I love the first verse in this reading, it is one that I often use when I am evaluating the appropriateness of actions or the truthfulness of statements; but I have never really thought in depth about what this verse communicated. Paul identifies the need to love one another as a debt, it is this fact that I find so interesting.
Debt is, many times, a negative thing. We try to stay out of financial debt as much as possible, we do not like owing other people favors, and the idea that another person has the right to expect us to give them something is uncomfortable in most situations. So why would Paul equate loving others with a debt? I would suggest that he uses this word for two reasons. Most importantly is the fact that love is something that others can expect from us as Christians.
If we are Christians we believe that Jesus is the son of God and that He died for our sins, He saved us from an eternity apart from Him, and we can never repay Him, so if we accept His salvation we are forever indebted to him. Jesus told us that the greatest commandment is to love God and the second is to love others, and so, if we are his followers forever indebted to Him it is our duty to follow His command. We can never pay off the debt we owe, but we can live our lives trying to pay the debt by following His commands.

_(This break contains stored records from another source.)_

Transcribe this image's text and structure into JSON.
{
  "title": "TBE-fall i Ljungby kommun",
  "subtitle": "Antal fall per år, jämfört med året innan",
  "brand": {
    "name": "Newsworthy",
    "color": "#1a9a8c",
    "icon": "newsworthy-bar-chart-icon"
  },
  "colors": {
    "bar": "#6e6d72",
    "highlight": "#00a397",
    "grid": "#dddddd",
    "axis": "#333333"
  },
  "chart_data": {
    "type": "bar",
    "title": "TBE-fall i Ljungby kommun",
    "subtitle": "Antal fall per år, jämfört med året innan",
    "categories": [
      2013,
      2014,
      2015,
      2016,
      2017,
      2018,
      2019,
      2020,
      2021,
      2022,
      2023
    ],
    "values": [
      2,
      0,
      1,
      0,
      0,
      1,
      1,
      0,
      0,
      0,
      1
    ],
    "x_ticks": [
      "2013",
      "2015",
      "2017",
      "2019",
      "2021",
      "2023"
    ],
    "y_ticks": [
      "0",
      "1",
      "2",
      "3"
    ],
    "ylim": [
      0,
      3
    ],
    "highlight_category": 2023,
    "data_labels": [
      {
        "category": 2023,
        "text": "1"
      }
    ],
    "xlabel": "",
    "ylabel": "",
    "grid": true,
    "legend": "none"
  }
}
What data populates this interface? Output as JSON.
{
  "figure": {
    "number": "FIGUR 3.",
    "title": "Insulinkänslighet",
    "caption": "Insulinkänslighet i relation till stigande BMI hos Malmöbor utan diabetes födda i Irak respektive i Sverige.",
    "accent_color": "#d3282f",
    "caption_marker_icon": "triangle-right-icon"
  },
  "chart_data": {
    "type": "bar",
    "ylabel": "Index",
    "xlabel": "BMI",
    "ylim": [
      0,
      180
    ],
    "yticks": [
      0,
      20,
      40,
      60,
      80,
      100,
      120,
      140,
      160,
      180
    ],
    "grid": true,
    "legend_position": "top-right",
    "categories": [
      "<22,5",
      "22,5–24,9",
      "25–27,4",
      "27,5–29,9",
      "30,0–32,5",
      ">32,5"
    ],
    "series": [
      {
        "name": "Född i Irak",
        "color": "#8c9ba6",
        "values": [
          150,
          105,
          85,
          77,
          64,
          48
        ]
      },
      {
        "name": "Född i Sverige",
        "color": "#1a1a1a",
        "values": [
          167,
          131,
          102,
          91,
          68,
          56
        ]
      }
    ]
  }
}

The second reason I think Paul uses the word debt is because he wants to challenge our concept of what a debt is, especially a debt within a relationship. When we enter into relationships we acknowledge that the other person, or persons, can expect something from us. If we take a class we acknowledge that we owe the teacher our time and efforts to learn what is being taught, and if we enter into a friendship we acknowledge that we owe the other a large emotional investment. By thinking of this we can realize that a debt can be a deeply rewarding experience, and when we work to acknowledge and pay our debt to God by loving others we can only further enrich all of our relationships.